Laticínios são Cancerígenos?

“Todos nós fomos educados com a ideia de que o leite é bom para a saúde. Mas agora há evidências de que os fatores de crescimento e hormônios que ele contém não são apenas um risco em relação ao câncer de mama, mas também a outros cânceres relacionados a hormônios, próstata, testículos e ovário”, disse ela.

“O leite de vaca é bom para os bezerros – mas não para nós”, acrescentou a professora.

“O leite de vaca, orgânico ou não, contem 35 hormônios diferentes e 11 tipos de fatores de crescimento”, ela continuou. “Isso significa que uma dieta vegana é menor em moléculas promotoras de câncer e maior nas proteínas de ligação que reduzem a ação dessas moléculas.”

De acordo com o Cancer Research UK, não houve evidência definitiva ligando os produtos lácteos a um aumento do risco de câncer. Um estudo do Fundo Mundial para Pesquisa do Câncer relacionou a carne – especialmente a carne vermelha e processada – ao aumento do risco de câncer; mas as descobertas não diziam o mesmo sobre laticínios.

Mas o PCRM (Comitê de Médicos pela Medicina Responsável) – uma organização sem fins lucrativos composta por mais de 12.000 médicos – destaca os riscos à saúde associados aos laticínios. Leite e queijo são ricos em gordura saturada, que tem sido associada a doenças cardíacas, diabetes tipo 2 e mal de Alzheimer.

A dra. Kristi Funk, autora do livro “Breasts, an Owner’s Manual”, cujos pacientes incluem os atores Angelina Jolie e Ellen Pompeo, também acredita que os laticínios aumentam o risco de câncer. “É claro que a resposta celular do corpo às proteínas e gorduras animais é muito perigosa”, disse ela.

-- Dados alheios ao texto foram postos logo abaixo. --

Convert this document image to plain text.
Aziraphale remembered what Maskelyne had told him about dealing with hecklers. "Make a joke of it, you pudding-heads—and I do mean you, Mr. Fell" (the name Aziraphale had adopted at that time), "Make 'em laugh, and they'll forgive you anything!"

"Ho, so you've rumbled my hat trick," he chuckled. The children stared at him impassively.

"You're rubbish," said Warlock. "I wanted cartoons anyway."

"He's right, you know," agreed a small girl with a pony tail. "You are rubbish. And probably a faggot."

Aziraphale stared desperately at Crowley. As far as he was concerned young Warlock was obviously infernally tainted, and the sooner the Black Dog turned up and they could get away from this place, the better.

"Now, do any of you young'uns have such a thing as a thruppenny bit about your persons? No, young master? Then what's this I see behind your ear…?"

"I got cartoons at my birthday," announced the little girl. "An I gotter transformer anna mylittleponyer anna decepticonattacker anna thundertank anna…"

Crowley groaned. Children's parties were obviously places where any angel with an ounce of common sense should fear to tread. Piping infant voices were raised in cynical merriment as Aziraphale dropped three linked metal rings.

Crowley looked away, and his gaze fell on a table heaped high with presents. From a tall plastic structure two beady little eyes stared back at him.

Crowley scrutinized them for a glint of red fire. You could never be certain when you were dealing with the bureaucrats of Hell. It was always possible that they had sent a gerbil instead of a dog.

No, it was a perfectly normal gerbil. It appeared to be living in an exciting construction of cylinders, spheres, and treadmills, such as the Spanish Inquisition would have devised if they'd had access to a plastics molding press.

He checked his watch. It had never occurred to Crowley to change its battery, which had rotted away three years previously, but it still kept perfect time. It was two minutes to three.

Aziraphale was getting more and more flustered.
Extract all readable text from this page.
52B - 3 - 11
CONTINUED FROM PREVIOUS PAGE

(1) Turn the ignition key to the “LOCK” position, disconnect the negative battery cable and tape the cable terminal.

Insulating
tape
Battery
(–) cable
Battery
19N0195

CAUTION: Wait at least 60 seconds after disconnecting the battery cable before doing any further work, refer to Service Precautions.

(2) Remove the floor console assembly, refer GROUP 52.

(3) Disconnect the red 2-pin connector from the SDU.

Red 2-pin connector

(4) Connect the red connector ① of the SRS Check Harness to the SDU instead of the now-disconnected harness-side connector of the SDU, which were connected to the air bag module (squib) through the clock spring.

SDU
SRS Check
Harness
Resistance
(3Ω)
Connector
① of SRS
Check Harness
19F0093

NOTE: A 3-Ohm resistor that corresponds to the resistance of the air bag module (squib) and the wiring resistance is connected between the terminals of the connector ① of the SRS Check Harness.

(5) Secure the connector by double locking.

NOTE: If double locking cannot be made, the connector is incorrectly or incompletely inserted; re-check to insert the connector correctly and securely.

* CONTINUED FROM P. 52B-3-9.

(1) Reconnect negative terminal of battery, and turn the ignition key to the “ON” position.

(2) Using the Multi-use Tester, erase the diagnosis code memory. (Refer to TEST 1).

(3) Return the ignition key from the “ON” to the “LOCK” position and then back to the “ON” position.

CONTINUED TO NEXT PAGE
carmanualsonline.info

Como o professora Plant, a dra. Funk acredita que uma dieta rica em vegetais é a melhor escolha para diminuir o risco de desenvolver a doença.

Um corpo crescente de estudos médicos mostra que uma dieta vegana integral – que evita todos os produtos de origem animal e alimentos processados – é uma das formas mais eficazes de combater doenças crônicas.

O segundo livro da professora Plant, “Vença o Câncer: Como recuperar o controle de sua saúde e da sua vida” fornece opções simples no lugar de produtos lácteos, como leite vegan, iogurte e iogurte de leite e queijo à base de vegetais.